Quelle que soit notre appréciation de ces conditions de départ modernes, elles représentent
aujourd’hui pour nous un fait qui ne nous laisse pas le choix et n’appelle ni n’admet de
justification rétrospective. Dans la querelle sur l’interprétation appropriée des droits de
l’homme, ce n’est pas le caractère souhaitable ou non de la condition moderne qui est en jeu,
mais une interprétation des droits de l’homme qui rendent justice au monde moderne, y
compris du point de vue d’autres cultures[…]La thèse selon laquelle les vieilles cultures de
l’Asie tout comme les cultures tribales d’Afrique privilégient la communauté par rapport aux
individus et ignorent toute séparation rigoureuse entre droit et éthique, est au cœur du
débat[…]Hors, il me semble que, du fait de cette référence aux différences culturelles, le
débat est en train de faire fausse route. On peut, certes, déduire la fonction du droit moderne
de sa forme. Les droits subjectifs sont une sorte d’enveloppe protectrice de la conduite de vie
privée de chaque personne […] L’attaque lancée contre l’individualisme des droits de
l’homme est dirigée contre un aspect du concept sous-jacent d’autonomie, à savoir contre les
libertés garanties aux citoyens privés par rapport aux appareils d’Etat et aux tiers. Mais au
sens politique, les citoyens ne sont autonomes que s’ils se donnent eux-mêmes leurs lois. Le
modèle de l’assemblée constituante ouvre la voie à une conception constructiviste des droits
fondamentaux. »
Il n’est pas question de remettre en question l’origine occidentale des droits de l’homme
puisque ce constat est existentiel à ces droits. D’ailleurs, l’évolution de ces droits remonte aux
siècles des lumières avec la panoplie de textes philosophiques élaborés autour de cette
question. A titre d’exemple, Jean-Jacques Rousseau dans le contrat social était à l’origine du
développement de la notion d’égalité qui est en parfaite corrélation avec la liberté. John Locke
a développé le concept de droit de propriété qui est l’un des fondements de la liberté
économique. Baruch Spinoza a développé l’idée de la liberté d’opinion qui est nécessaire pour
ériger un Etat démocratique quant à Montesquieu la liberté politique représente l’un des
visages de la liberté moderne. Plus tard les Déclarations des droits de l’homme proclamés par
certains Etats en Europe et en Amérique concrétiseront les idées défendues par ces
philosophes des lumières. Ce processus permet clairement de reconnaître l’origine occidentale
des droits de l’homme qui n’est pas remise en question aujourd’hui. L’omniprésence du
modèle juridique et social occidental est factuelle et n’exige pas de justification particulière.

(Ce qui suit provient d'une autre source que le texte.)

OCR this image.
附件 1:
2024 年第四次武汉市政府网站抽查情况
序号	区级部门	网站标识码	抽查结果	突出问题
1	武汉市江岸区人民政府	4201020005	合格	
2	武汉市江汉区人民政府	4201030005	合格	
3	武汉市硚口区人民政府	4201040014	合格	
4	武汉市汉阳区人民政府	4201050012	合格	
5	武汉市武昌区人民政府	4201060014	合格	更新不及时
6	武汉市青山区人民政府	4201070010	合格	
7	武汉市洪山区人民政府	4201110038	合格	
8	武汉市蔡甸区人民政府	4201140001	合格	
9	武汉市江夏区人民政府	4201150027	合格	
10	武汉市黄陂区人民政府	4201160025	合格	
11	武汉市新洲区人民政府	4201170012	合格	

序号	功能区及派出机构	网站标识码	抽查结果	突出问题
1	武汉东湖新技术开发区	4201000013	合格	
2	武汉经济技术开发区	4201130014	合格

Néanmoins, l’universalisme est-il forcément occidental ce qui paraît assez paradoxal dans les
propos tenus ici ? L’universalisme implique la participation, la représentation et la promotion
de toutes les valeurs culturelles, religieuses et politiques de ce monde. En effet, universalisme
ne rime pas forcément avec occidentalisme puisqu’il serait dangereux aujourd’hui de soutenir
une telle idée. Cette pensée peut conduire à des dérives et à des positions réactionnaires en
raison de l’impérialisme idéologique sous-jacent à la notion. Il serait préférable de distinguer
clairement universalisme et civilisation occidentale afin d’intégrer toutes les composantes
actuelles de la communauté internationale qui se caractérise par son multiculturalisme.

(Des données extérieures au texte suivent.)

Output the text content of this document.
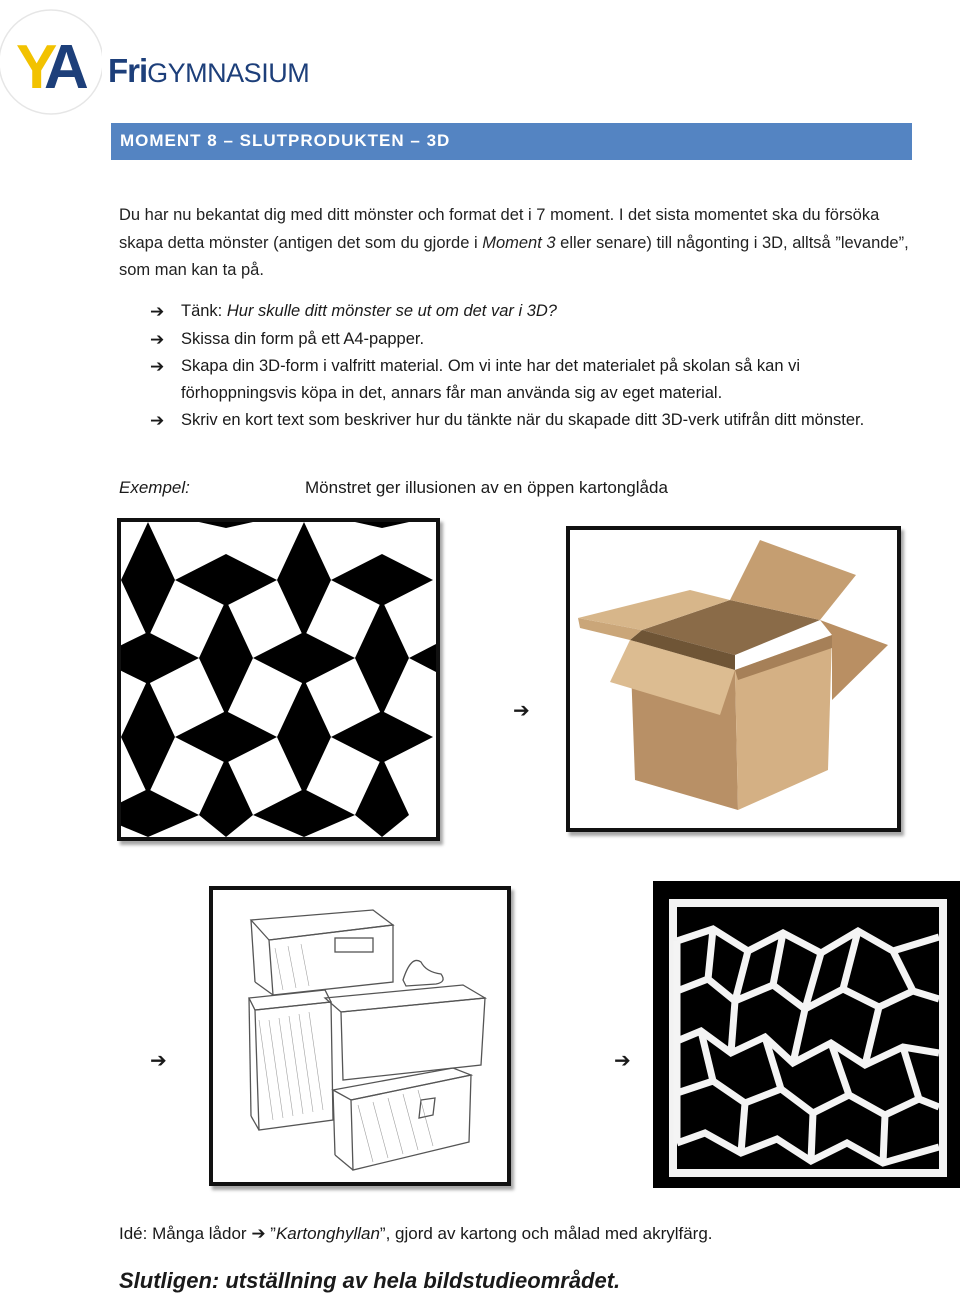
Y
A FriGYMNASIUM
MOMENT 8 – SLUTPRODUKTEN – 3D
Du har nu bekantat dig med ditt mönster och format det i 7 moment. I det sista momentet ska du försöka skapa detta mönster (antigen det som du gjorde i Moment 3 eller senare) till någonting i 3D, alltså ”levande”, som man kan ta på.
➔ Tänk: Hur skulle ditt mönster se ut om det var i 3D?
➔ Skissa din form på ett A4-papper.
➔ Skapa din 3D-form i valfritt material. Om vi inte har det materialet på skolan så kan vi förhoppningsvis köpa in det, annars får man använda sig av eget material.
➔ Skriv en kort text som beskriver hur du tänkte när du skapade ditt 3D-verk utifrån ditt mönster.
Exempel:	Mönstret ger illusionen av en öppen kartonglåda
➔
➔	➔
Idé: Många lådor ➔ ”Kartonghyllan”, gjord av kartong och målad med akrylfärg.
Slutligen: utställning av hela bildstudieområdet.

La contestation culturelle mis en avant par certaines civilisations hostiles aux droits de
l’homme réside dans la vision péjorative de certains penseurs occidentaux à l’égard de ces
Etats. Pour Habermas, il serait erroné de continuer à développer le débat autour des
différences culturelles. L’absence de séparation entre l’éthique et le droit n’est pas contraire
aux droits de l’homme même en adoptant une position purement positiviste. Il est clair que si
l’éthique et le droit sont conjointent reconnus par le droit positif ce débat devient dès lors
anachronique. Les droits de l’homme s’adressent à toutes les cultures et toutes les
civilisations, leur message demeure la protection de la personne humaine. La dignité humaine
n’a pas de religion ni de culture ainsi toute référence à une opposition culturelle n’est qu’une
volonté de créer une dissension au sein de la famille humaine. Ces oppositions entre le
communautarisme et l’individualisme portées par les droits de l’homme est une polémique
désuète en raison de la composition hybride de ce corpus normatif de droits collectifs et de
droits individuels. La tendance individualiste n’est qu’une lecture partielle de la véritable
représentation de ces droits. Le droit moderne est représenté principalement par les droits
subjectifs qui ont pour mission de protéger la conduite humaine selon l’auteur. Il est certain
que malgré les différences culturelles, religieuses et idéologiques tout un chacun espère que sa
vie privée, sa propriété ou bien son intégrité physique seront garantis. Le besoin éprouvé par
les humains de vivre dignement dans le respect de leur condition est devenu vital. Cette
condition sine qua non se transforme en une norme qui recèle un élément commun à toutes les
personnes humaines vivant dans ce monde. Cette dernière est incarnée dans la préservation de
la condition humaine à l’époque de la globalisation multiculturelle effrénée opposée à une
certaine haine multiculturelle décomplexée.